31st Jul 2014 07:33
LONDON (Alliance News) - Aircraft and marine engine maker Rolls-Royce Holdings PLC Thursday reported lower profit for the first half of the year as it had predicted, blaming lower defence spending and weaker trading in marine, and said its recovery would take time as it invested in revamping its plants and delivering its order book.
The company saw its shares fall sharply in mid-February after it surprised markets by warning that it expected a pause in overall profit and revenue growth in 2014 due to falling revenue in its defence businesses and lower marine unit revenue.
Its prediction is proving correct. Its profit before tax and financing fell GBP491 million for the six months to June 30, from GBP848 million a year earlier, as revenue dropped to GBP6.63 billion, from GBP7.35 billion. It actually swung to a net profit for the period of GBP544 million, from a loss of GBP385 million a year earlier, but this was almost completely down to a GBP1.4 billion increase in the mark-to-market value of derivative contracts it holds.
Chief Executive John Rishton said the company is maintaining its reduced guidance, even though it is expecting an improved profit in the second half of the year driven by cost cutting and higher revenue. He cautioned investors that the company has short-term challenges, but reminded them that Rolls-Royce ""is a long term business".
"The prospects for long-term growth remain outstanding across the group and in particular in
civil large engines where our market share of engines on order is over 50%. However, we will
experience growing pains. For example, we are investing in new capacity ahead of delivering
our order book and restructuring existing facilities to improve efficiency,? Rishton said in the earnings statement.
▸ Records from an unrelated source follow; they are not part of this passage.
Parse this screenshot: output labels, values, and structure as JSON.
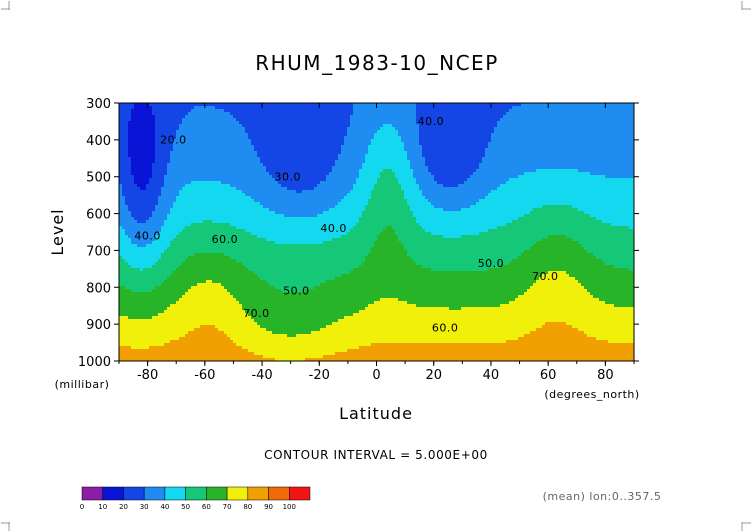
{
  "chart_data": {
    "type": "heatmap",
    "title": "RHUM_1983-10_NCEP",
    "xlabel": "Latitude",
    "ylabel": "Level",
    "x_unit": "(degrees_north)",
    "y_unit": "(millibar)",
    "xlim": [
      -90,
      90
    ],
    "ylim": [
      1000,
      300
    ],
    "x_ticks": [
      "-80",
      "-60",
      "-40",
      "-20",
      "0",
      "20",
      "40",
      "60",
      "80"
    ],
    "y_ticks": [
      "300",
      "400",
      "500",
      "600",
      "700",
      "800",
      "900",
      "1000"
    ],
    "contour_interval_text": "CONTOUR INTERVAL = 5.000E+00",
    "averaging_text": "(mean) lon:0..357.5",
    "contour_labels": [
      {
        "text": "20.0",
        "lat": -71,
        "lev": 410
      },
      {
        "text": "40.0",
        "lat": -80,
        "lev": 670
      },
      {
        "text": "40.0",
        "lat": 19,
        "lev": 360
      },
      {
        "text": "30.0",
        "lat": -31,
        "lev": 510
      },
      {
        "text": "40.0",
        "lat": -15,
        "lev": 650
      },
      {
        "text": "60.0",
        "lat": -53,
        "lev": 680
      },
      {
        "text": "50.0",
        "lat": -28,
        "lev": 820
      },
      {
        "text": "50.0",
        "lat": 40,
        "lev": 745
      },
      {
        "text": "70.0",
        "lat": -42,
        "lev": 880
      },
      {
        "text": "70.0",
        "lat": 59,
        "lev": 780
      },
      {
        "text": "60.0",
        "lat": 24,
        "lev": 920
      }
    ],
    "grid": false,
    "colorbar": {
      "levels": [
        "0",
        "10",
        "20",
        "30",
        "40",
        "50",
        "60",
        "70",
        "80",
        "90",
        "100"
      ],
      "colors": [
        "#8a1fa6",
        "#0a14d6",
        "#1446e6",
        "#1e8cf0",
        "#14d8f0",
        "#14c878",
        "#28b428",
        "#f0f00a",
        "#f0a000",
        "#f06a0a",
        "#f01414"
      ]
    }
  }
}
Rolls-Royce, like peers in the defence sector, has been hit hard by a slowdown in defence spending, particularly in the UK and US. Defence budgets have come under pressure as governments tightened purse strings in the wake of the financial crisis and massive bank bailouts. and as recent conflict zones like Iraq and Afghanistan were wound down.
Rolls-Royce had managed to offset this with the work it gets from the commercial aerospace market, where it competes mainly with General Electric Co to fit engines to planes made by Airbus and Boeing Co and then to win contracts to service and maintain those engines.
However, it recently lost two commercial engine contracts, although it won several more deals at the recent Farnborough Air Show. In early June, Emirates airline decided to cancel an order for 70 Airbus A350 aircraft, which had been due to be fitted with Rolls-Royce Trent XWB engines. That wiped about 3.5%, or GBP2.6 billion, off the Rolls-Royce order book. Earlier this week, Airbus terminated an order for six A380 aircraft from Skymark airlines of Japan, a move that hit the Rolls-Royce order book by another GBP351 million.
Overall, Rolls-Royce said its order book stood at GBP70.44 billion at the end of the first half, down 2% from GBP71.61 billion a year earlier. Order intake in the first half was GBP6.5 billion. Critically, it said its defence order book had grown for the first time since 2010, while its marine order book grew for the first time since 2012, boding well for the future.
The company said it was concentrating on driving down costs. "We have 600 engineers
working to reduce cost, with 400 focused on original equipment and 200 on aftermarket. This is
yielding benefits," it said.
Rolls-Royce shares were down 1.8% at 1,035.66 pence early Thursday, one of the biggest declines on the FTSE 100.